Lorene Watkins, Mt. Olivet’s Relationship Ministries leader, gives a high five to a fifth-grader from a local public school who played the “Superman” defendant during a mock trial. Photo by April Saul

Camden Church Organizes Mock Trial for Local School

Story by LaTasha Hewitt

When the Mt. Olivet church in Camden, N.J., adopted their neighborhood school—H. B. Wilson Elementary—they wanted to make a difference. One recent initiative was a “mock” trial, designed to teach students about the judicial system and bring awareness to the seriousness of crime.

Mt. Olivet members Ingrid French, an administrative supervising judge of worker’s compensation for New Jersey, and Lorene Watkins, Mt. Olivet’s Relationship Ministries leader, developed the idea. French presented the concept to Principal Nicole Harrigan, and she and her staff embraced the idea. Fifth-grade teachers coached the children, and Mt. Olivet church members assisted with the trial.

“In addition to being good role models for the students, we were helping urban youth appreciate a justice system that is not perceived as being ‘user-friendly’ for them,” says French.

The mock trial was held at Rutgers University (N.J.) after almost 40 hours of practicing and developing the court scenario. The fifth-grade students played the roles of judge, prosecutor, defense attorney and jurors.

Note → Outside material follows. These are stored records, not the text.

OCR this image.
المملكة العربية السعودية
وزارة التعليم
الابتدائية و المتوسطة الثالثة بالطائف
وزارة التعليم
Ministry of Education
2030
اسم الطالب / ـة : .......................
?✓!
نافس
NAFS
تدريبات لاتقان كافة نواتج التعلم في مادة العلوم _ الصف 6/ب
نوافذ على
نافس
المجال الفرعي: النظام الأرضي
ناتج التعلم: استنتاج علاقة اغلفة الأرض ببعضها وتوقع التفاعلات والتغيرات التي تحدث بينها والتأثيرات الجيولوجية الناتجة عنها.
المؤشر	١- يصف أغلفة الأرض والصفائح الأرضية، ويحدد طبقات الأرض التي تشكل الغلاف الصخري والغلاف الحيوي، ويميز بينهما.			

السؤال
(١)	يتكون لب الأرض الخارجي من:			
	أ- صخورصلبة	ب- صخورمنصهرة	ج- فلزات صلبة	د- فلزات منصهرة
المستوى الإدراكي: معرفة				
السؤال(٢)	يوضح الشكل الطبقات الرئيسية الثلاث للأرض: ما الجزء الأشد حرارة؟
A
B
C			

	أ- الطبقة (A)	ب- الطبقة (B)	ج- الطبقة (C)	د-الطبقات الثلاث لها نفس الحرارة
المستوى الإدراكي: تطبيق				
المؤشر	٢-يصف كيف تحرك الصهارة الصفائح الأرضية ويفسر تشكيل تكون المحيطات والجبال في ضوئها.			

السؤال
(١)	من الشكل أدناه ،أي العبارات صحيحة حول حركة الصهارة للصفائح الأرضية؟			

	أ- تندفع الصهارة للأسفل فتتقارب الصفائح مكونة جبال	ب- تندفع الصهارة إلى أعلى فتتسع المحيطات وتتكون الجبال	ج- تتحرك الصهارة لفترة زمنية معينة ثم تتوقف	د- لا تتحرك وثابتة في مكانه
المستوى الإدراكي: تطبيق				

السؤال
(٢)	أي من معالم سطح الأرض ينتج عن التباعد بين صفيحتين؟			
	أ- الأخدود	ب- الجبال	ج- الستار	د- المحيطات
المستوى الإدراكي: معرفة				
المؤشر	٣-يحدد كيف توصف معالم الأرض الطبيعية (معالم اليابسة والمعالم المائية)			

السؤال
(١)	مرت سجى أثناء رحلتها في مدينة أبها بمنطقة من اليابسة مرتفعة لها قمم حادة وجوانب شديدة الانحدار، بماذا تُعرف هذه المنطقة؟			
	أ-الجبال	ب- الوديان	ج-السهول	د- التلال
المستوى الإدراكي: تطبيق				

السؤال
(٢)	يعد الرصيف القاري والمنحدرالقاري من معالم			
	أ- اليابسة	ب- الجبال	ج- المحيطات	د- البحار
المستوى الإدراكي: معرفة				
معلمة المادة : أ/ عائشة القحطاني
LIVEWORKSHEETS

The scenario involved Superman being charged with the crime of bursting through the wall of a Costco warehouse. Superman’s character demonstrated that when you have a good reputation, people are more likely to give you the benefit of the doubt.

“The mock trial helped the students to display teamwork, fairness and how to be a good sport whether you win or lose,” says Watkins.